Friday, May 9, 2014

Botched job in Oklahoma

Stuart changed things. I could hear  something disturbing in the next classroom, a cane zinging through the air, striking some unfortunate soul. Stuart changed the way I heard all that. He could see that I was aghast and quickly whispered, "We have corporal punishment, but we don't have capital punishment." That was many years ago when I was an exchange student in New Zealand.

Perhaps I've told you this story before, so transformative was it. I didn't become a fan of corporal punishment, but I never thought about capital punishment the same way again. Before that whispered conversation in my biology class, I'd never even thought about capital punishment. I just didn't know at the time how few "developed" countries still had capital punishment. Most had outlawed it a long time ago and along with it an "eye for an eye" morality. What was "normal" in my country had ceased to be acceptable in most European countries and many other places. New Zealand.
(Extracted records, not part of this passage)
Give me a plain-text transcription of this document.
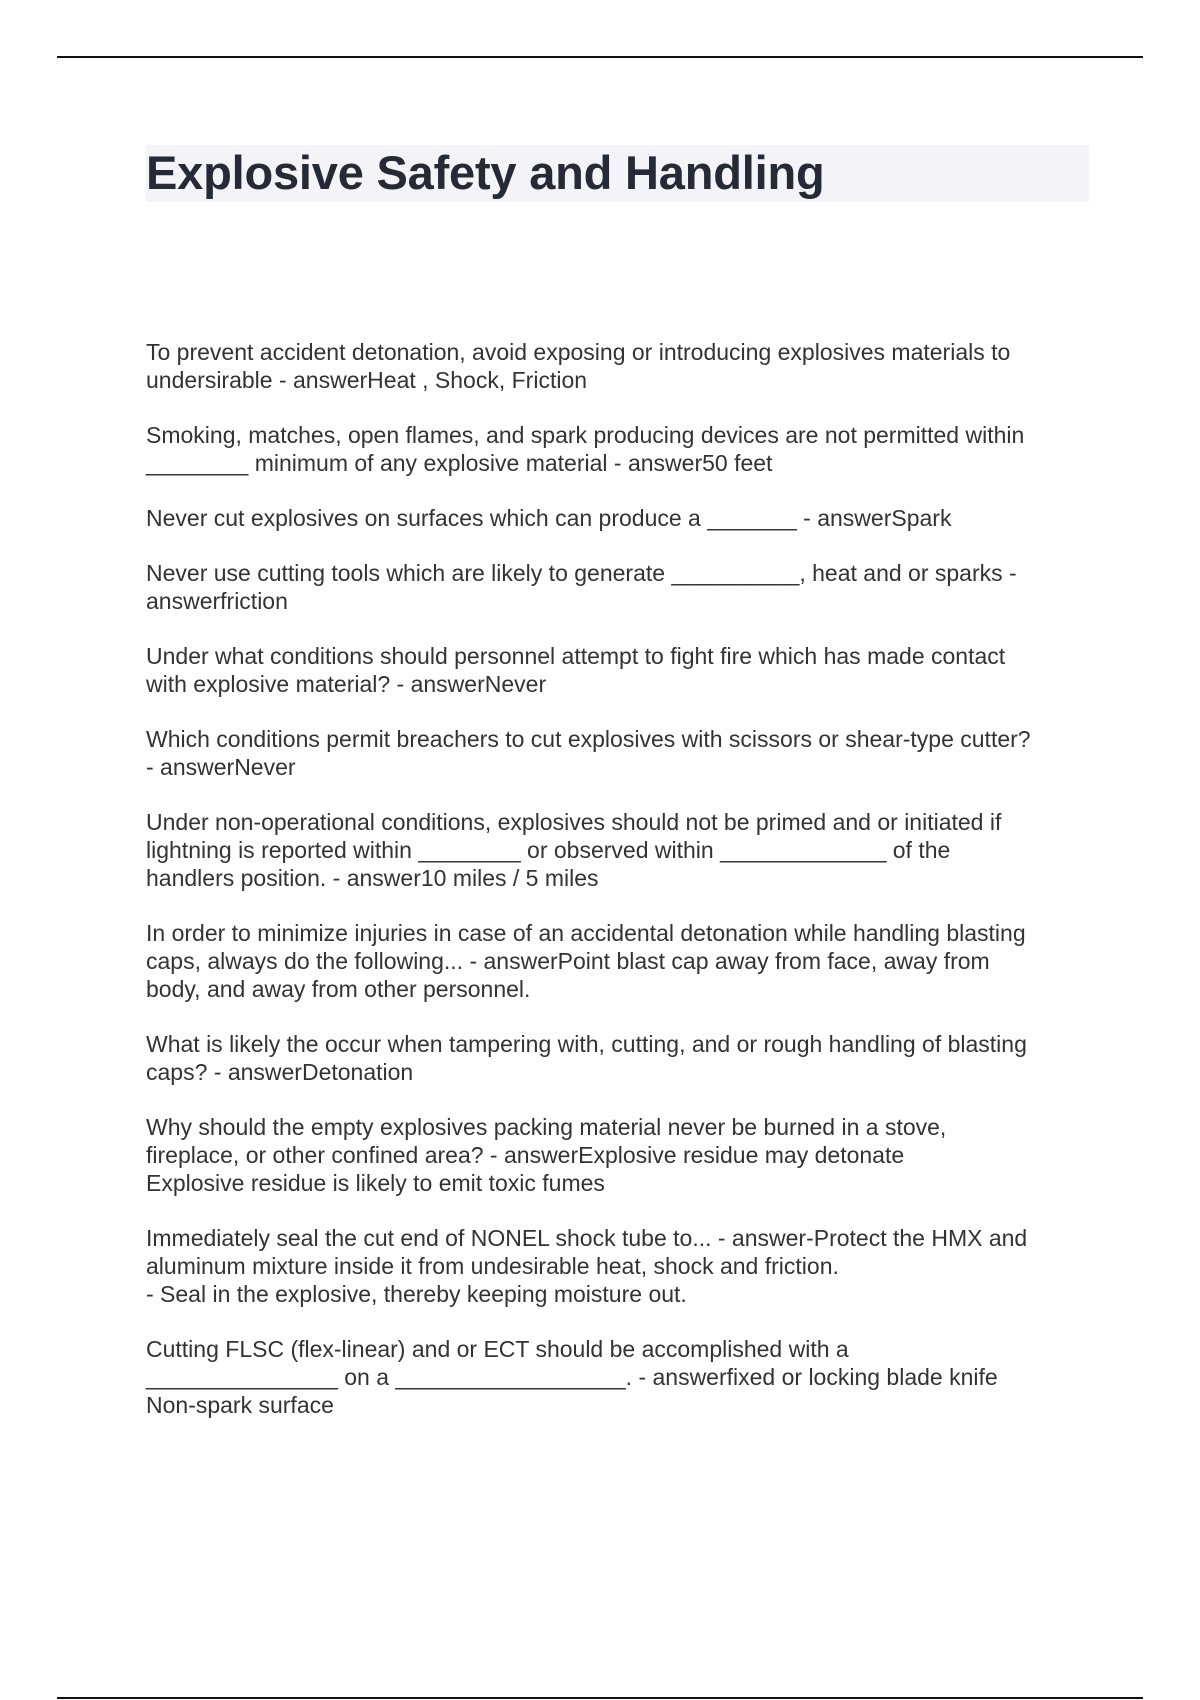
Explosive Safety and Handling
To prevent accident detonation, avoid exposing or introducing explosives materials to
undersirable - answerHeat , Shock, Friction
Smoking, matches, open flames, and spark producing devices are not permitted within
________ minimum of any explosive material - answer50 feet
Never cut explosives on surfaces which can produce a _______ - answerSpark
Never use cutting tools which are likely to generate __________, heat and or sparks -
answerfriction
Under what conditions should personnel attempt to fight fire which has made contact
with explosive material? - answerNever
Which conditions permit breachers to cut explosives with scissors or shear-type cutter?
- answerNever
Under non-operational conditions, explosives should not be primed and or initiated if
lightning is reported within ________ or observed within _____________ of the
handlers position. - answer10 miles / 5 miles
In order to minimize injuries in case of an accidental detonation while handling blasting
caps, always do the following... - answerPoint blast cap away from face, away from
body, and away from other personnel.
What is likely the occur when tampering with, cutting, and or rough handling of blasting
caps? - answerDetonation
Why should the empty explosives packing material never be burned in a stove,
fireplace, or other confined area? - answerExplosive residue may detonate
Explosive residue is likely to emit toxic fumes
Immediately seal the cut end of NONEL shock tube to... - answer-Protect the HMX and
aluminum mixture inside it from undesirable heat, shock and friction.
- Seal in the explosive, thereby keeping moisture out.
Cutting FLSC (flex-linear) and or ECT should be accomplished with a
_______________ on a __________________. - answerfixed or locking blade knife
Non-spark surface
Most of my adult life I lived in Missouri, a state that ranks right up there with Texas and Florida in its zeal for executions. China. Iraq. Some Missouri executions have been botched, just like the inexcusable situation with Clayton Lockett in Oklahoma last week. In Missouri, I expressed my dissent, usually silently at vigils outside the governor's mansion the night before an execution. Nobody noticed much or cared, aside from a cub reporter for the university newspaper desperate for a story to cover.

Alas, I might be confused about rats (as James and Emma made clear in the comments), but I'm clear about this: Human beings are not rats. No human being is a rat, not even Clayton Lockett. I fear that the most upright, law-abiding human beings can allow themselves to commit unspeakable atrocities IF they first allow themselves to think of the "other" (whoever it is, innocent Jews or not so innocent Locketts) as something other than human.

I'm living now in a country that shares with the US a horrific history of executions. My sense is that few Chinese people question the appropriateness and practicality of them. I hope that changes, that both  the US and China can step into the modern age before too long. We can leave "an eye for an eye" morality behind us.

(I realize I've lost all credibility among some of my readers. I got a pretty good drubbing last week and may be in for another this week. . . I intimate that I value a human's life more than a non-human's, even if my point is something else.  That's probably going to get me in more trouble.)

1 comment:

  1. Yes, the US is behind other countries in so many things that are very important...capital punishment, addressing climate change, prioritizing education, family needs, and many more.